La série aurait cependant difficilement faire plus cohérent que de partir sur un tel n’importe quoi, elle qui avait fait (comme son acteur principal d’ailleurs) de la vacuité et la bêtise ordinaire son fonds de commerce. Une soudaine ouverture de tout ce petit monde-là à des préoccupations moins égocentriques et immatures ? La série nous avait déjà fait le coup dans un épisode de la saison 4, dans lequel Charlie avait une expérience de mort imminente, et tout était revenu à l’ordre en fin d’épisode, statu quo oblige. Un final à l’eau de rose, sur fond de câlins et de « Tout est bien qui finit bien » comme le veut la longue tradition du genre depuis les années 70 et The Mary Tyler Moore Show ? On n’y aurait pas cru. Si le dernier épisode d’une série influe fortement sur l’image que les téléspectateurs en garderont (se souvenir du final contesté de Lost), Mon oncle Charlie restera donc cette sitcom gentiment neuneu, pas si mal écrite, dignement interprétée et tout à fait répétitive, sans doute elle-même effarée de sa longévité, tant elle avait pour seule arme un argument bien mince.

Article initialement paru sur le défunt site Waddup en 2015.

Et pour poucer, commenter, réagir à un blog déjà actif en 2015 : Sitcom à la Maison !

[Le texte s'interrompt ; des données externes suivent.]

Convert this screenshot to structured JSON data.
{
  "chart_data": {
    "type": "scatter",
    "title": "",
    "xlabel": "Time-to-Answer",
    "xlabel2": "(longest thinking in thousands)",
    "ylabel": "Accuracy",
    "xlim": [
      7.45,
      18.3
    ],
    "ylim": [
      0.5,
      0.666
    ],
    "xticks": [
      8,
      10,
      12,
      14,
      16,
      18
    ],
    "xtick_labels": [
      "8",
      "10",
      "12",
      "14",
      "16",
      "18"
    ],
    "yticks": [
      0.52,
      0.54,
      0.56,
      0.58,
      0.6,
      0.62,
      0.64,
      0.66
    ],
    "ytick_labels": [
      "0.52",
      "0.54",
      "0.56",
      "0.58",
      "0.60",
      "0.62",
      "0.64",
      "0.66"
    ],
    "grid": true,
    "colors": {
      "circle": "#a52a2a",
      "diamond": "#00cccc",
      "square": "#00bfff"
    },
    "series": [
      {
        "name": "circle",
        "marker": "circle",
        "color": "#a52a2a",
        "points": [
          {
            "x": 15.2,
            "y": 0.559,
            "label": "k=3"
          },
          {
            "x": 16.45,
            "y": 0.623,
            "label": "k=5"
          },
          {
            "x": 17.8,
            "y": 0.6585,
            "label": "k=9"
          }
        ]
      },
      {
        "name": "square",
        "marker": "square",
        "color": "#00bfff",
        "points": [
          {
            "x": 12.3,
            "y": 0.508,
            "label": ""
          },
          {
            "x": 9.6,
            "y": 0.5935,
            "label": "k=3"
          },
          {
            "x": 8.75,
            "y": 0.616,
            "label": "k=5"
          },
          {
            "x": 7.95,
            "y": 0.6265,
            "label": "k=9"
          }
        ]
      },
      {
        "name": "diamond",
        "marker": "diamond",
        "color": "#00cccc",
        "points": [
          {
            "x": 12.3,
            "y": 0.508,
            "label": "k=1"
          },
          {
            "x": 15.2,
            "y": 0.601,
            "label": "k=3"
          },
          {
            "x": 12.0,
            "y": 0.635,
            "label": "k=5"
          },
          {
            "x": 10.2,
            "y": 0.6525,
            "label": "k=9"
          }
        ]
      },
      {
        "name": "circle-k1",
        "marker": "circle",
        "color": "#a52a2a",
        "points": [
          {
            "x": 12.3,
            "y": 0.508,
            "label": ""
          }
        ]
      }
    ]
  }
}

*“Je me doute que beaucoup d’entre vous seront déçus de n’avoir pas vu Charlie Sheen dans le final de ce soir. Pour l’anecdote, on lui avait offert un rôle. Notre idée était de le faire marcher jusqu’à la porte dans la dernière scène, presser la sonnette, puis se retourner, regarder droit vers la caméra et se lancer une diatribe sur les dangers de la prise de drogues. Il expliquerait ensuite que ces dangers s’appliquent seulement aux gens normaux. Qu’il était loin d’être normal. Qu’il était un guerrier ninja venu de Mars. Qu’il était invincible. Puis on lâcherait un piano sur lui. On trouvait ça drôle. Pas lui. Au lieu de ça, il voulait que l’on écrive une scène émouvante qui signerait son retour à la télé de prime-time dans une nouvelle sitcom appelée The Harpers avec lui et Jon Cryer. On a trouvé ça drôle aussi. »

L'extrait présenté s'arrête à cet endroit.